Improved dielectric properties for chemically functionalized exfoliated graphite nanoplates/syndiotactic polystyrene composites prepared by a solution-blending method

Abstract

Exfoliated graphite nanoplates (xGNPs) were chemically functionalized by the 1,3 dipolar cycloaddition reaction of azomethine ylides. The introduction of organic groups on the external graphitic layers of xGNPs was confirmed by Fourier-transform infrared spectroscope, scanning electron microscope, transmission electron microscope, and thermal gravimetric analyzer. The resultant functionalized xGNPs (f-xGNPs) could be suspended in N-methyl-2-pyrrolidinone after ultrasonic treatment, which facilitated their homogeneous dispersion in syndiotactic polystyrene (sPS) matrix to form f-xGNPs/sPS composites by a solution-blending method.
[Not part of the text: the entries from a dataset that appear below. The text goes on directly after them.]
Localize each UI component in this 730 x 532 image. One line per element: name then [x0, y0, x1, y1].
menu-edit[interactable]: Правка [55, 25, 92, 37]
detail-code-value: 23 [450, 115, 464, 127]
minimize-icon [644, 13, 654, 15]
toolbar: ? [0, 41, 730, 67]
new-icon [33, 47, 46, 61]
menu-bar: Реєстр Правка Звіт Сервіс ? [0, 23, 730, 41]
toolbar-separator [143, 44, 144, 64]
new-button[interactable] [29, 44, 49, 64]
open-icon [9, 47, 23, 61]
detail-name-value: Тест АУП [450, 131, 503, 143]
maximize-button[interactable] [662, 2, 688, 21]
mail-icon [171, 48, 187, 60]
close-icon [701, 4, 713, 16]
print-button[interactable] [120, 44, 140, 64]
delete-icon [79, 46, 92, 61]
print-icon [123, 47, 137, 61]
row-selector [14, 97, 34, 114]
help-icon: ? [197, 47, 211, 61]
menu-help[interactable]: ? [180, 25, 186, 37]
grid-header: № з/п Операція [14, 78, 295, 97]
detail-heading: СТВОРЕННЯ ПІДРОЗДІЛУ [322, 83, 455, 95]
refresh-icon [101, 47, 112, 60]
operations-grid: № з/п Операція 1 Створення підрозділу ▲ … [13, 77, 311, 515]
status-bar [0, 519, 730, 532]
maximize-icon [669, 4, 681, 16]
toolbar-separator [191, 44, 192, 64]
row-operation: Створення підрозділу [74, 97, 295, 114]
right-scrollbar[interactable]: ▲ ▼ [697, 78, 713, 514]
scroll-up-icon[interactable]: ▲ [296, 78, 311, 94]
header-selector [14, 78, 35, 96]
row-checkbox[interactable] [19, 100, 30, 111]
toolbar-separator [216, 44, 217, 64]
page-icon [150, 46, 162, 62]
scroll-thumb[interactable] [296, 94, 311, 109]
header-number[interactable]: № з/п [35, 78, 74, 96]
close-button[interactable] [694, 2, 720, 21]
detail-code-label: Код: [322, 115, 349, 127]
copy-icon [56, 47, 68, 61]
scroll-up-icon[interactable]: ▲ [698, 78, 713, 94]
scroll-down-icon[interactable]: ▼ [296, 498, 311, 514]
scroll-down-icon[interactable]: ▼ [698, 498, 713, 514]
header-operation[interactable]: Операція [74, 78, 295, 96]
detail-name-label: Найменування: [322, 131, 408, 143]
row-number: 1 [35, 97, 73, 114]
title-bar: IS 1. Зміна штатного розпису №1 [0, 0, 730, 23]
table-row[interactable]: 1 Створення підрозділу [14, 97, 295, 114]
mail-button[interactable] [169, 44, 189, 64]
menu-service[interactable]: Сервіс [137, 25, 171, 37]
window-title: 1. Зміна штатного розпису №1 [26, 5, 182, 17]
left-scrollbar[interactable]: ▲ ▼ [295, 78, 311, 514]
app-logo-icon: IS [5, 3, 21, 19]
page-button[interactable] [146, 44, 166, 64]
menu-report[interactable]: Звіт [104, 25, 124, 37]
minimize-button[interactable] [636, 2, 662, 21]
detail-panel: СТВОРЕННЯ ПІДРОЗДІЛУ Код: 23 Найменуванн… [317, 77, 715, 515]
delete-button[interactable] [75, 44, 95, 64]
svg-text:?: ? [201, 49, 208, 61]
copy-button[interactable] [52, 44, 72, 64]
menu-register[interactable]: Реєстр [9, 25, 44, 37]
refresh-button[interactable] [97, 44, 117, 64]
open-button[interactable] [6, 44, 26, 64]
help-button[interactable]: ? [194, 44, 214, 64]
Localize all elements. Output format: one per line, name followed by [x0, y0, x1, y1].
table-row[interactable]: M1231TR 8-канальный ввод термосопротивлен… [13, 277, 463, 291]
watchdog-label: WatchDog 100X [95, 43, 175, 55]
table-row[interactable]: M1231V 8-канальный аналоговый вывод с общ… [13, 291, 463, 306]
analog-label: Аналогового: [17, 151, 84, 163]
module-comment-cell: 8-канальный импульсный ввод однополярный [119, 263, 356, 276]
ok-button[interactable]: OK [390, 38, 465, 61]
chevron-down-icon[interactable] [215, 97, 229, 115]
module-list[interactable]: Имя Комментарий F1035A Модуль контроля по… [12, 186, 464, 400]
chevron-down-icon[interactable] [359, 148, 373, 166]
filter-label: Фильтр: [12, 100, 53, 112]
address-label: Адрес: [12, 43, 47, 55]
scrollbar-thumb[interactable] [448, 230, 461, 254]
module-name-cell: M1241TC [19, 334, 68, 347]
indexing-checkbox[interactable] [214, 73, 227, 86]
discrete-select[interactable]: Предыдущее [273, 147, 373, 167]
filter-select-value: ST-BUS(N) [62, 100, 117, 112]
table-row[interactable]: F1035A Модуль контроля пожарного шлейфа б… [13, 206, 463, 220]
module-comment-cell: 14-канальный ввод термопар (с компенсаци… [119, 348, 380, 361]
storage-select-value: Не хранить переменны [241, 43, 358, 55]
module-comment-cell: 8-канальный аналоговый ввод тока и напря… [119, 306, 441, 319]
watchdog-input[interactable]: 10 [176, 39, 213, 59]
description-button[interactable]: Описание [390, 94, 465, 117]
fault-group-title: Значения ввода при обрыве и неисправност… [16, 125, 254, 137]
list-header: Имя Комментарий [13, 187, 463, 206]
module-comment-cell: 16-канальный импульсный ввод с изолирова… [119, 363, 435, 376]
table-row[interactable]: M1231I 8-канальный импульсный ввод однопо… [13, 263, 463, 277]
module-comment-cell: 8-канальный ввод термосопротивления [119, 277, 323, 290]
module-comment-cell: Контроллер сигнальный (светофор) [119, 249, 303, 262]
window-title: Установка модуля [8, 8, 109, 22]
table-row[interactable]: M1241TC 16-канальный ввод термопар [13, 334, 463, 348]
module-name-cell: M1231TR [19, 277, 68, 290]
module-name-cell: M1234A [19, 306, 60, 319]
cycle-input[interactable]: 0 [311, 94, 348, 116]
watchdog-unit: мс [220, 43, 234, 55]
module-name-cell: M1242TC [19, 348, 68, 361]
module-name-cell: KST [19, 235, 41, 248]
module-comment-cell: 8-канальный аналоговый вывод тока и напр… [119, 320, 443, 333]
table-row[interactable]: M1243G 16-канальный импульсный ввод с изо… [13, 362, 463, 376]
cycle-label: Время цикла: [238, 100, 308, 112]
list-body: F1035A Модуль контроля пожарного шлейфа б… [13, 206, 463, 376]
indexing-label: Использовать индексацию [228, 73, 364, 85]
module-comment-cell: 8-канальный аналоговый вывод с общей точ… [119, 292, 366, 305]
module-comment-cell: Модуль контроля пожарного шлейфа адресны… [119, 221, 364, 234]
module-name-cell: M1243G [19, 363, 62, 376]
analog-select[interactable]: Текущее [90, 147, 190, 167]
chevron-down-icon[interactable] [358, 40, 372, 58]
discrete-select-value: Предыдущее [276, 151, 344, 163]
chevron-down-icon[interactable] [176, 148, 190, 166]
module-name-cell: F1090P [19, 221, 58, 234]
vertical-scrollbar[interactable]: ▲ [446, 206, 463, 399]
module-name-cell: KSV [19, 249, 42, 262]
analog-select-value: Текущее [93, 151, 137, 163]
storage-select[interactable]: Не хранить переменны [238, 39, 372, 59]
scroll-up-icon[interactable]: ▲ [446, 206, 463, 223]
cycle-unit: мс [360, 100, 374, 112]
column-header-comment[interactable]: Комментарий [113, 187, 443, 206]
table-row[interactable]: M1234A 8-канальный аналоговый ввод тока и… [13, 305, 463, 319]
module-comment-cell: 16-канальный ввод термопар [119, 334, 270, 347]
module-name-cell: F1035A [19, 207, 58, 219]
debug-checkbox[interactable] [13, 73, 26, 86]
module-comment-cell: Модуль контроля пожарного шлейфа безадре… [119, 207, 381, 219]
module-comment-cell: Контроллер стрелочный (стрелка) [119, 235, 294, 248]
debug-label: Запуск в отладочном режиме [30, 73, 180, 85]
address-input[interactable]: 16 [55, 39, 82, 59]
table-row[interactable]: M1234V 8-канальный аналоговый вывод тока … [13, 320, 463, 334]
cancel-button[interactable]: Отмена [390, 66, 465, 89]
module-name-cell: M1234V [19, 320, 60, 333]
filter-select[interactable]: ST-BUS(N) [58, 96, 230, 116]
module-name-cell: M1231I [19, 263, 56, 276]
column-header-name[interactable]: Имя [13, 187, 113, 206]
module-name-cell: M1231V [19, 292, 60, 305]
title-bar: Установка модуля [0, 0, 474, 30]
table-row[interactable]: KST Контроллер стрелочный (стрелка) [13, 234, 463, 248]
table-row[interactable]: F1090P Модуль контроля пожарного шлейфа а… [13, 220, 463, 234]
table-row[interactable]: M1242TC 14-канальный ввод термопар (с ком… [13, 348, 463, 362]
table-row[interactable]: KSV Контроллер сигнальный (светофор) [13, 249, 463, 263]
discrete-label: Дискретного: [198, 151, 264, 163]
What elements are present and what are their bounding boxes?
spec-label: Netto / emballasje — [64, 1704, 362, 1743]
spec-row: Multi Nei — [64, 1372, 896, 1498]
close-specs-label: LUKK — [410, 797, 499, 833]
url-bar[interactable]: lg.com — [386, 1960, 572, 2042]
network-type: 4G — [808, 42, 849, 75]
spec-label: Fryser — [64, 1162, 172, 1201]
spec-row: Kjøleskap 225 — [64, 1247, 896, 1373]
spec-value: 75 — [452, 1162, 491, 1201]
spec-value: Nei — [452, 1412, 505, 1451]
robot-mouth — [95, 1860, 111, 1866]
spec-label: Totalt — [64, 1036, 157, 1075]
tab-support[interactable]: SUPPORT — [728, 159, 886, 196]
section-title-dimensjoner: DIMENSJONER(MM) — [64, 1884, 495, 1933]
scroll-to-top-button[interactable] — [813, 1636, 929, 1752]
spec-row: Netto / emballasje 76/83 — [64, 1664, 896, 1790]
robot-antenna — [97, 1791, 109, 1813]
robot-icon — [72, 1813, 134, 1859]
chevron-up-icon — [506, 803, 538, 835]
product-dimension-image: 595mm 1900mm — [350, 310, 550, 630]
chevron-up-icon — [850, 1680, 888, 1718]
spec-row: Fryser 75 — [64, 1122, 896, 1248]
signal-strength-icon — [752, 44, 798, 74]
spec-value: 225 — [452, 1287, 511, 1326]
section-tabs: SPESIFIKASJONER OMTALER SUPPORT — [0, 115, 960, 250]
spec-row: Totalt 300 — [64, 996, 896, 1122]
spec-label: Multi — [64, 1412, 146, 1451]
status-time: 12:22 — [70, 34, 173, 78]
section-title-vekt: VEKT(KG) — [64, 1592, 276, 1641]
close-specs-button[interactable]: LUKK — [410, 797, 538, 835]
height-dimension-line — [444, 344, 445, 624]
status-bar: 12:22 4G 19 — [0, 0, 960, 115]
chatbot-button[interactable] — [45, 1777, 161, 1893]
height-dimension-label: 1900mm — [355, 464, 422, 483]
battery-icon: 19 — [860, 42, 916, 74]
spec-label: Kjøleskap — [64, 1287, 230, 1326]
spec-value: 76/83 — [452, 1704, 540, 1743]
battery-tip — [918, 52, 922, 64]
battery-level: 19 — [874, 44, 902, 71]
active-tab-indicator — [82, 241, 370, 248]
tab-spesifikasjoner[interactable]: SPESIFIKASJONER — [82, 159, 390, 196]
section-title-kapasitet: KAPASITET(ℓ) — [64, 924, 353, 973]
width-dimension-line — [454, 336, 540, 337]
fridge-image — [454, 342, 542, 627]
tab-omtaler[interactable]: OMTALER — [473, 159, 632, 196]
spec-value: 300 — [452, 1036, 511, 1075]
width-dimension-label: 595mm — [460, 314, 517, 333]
It was found that the existence of f-xGNPs increased the crystallization temperature but reduced the crystallization degree of sPS due to their strong interfacial interaction with sPS matrix. The dependences of electrical and dielectric properties of f-xGNPs/sPS composites on concentration of f-xGNPs and frequency were investigated. When the concentration of f-xGNPs is 10wt.%, the electrical conductivity and the dielectric constant of f-xGNPs/sPS composites were 1.5×10−7S/m and 36.4 at 1000Hz, respectively, while the corresponding values of sPS were 3.8×10−10S/m and 2.83, respectively. The enhanced and stable dielectric constant of f-xGNPs/sPS composites could be ascribed to the well dispersion of f-xGNPs in sPS matrix, resulting in the formation of a large number of microcapacitors.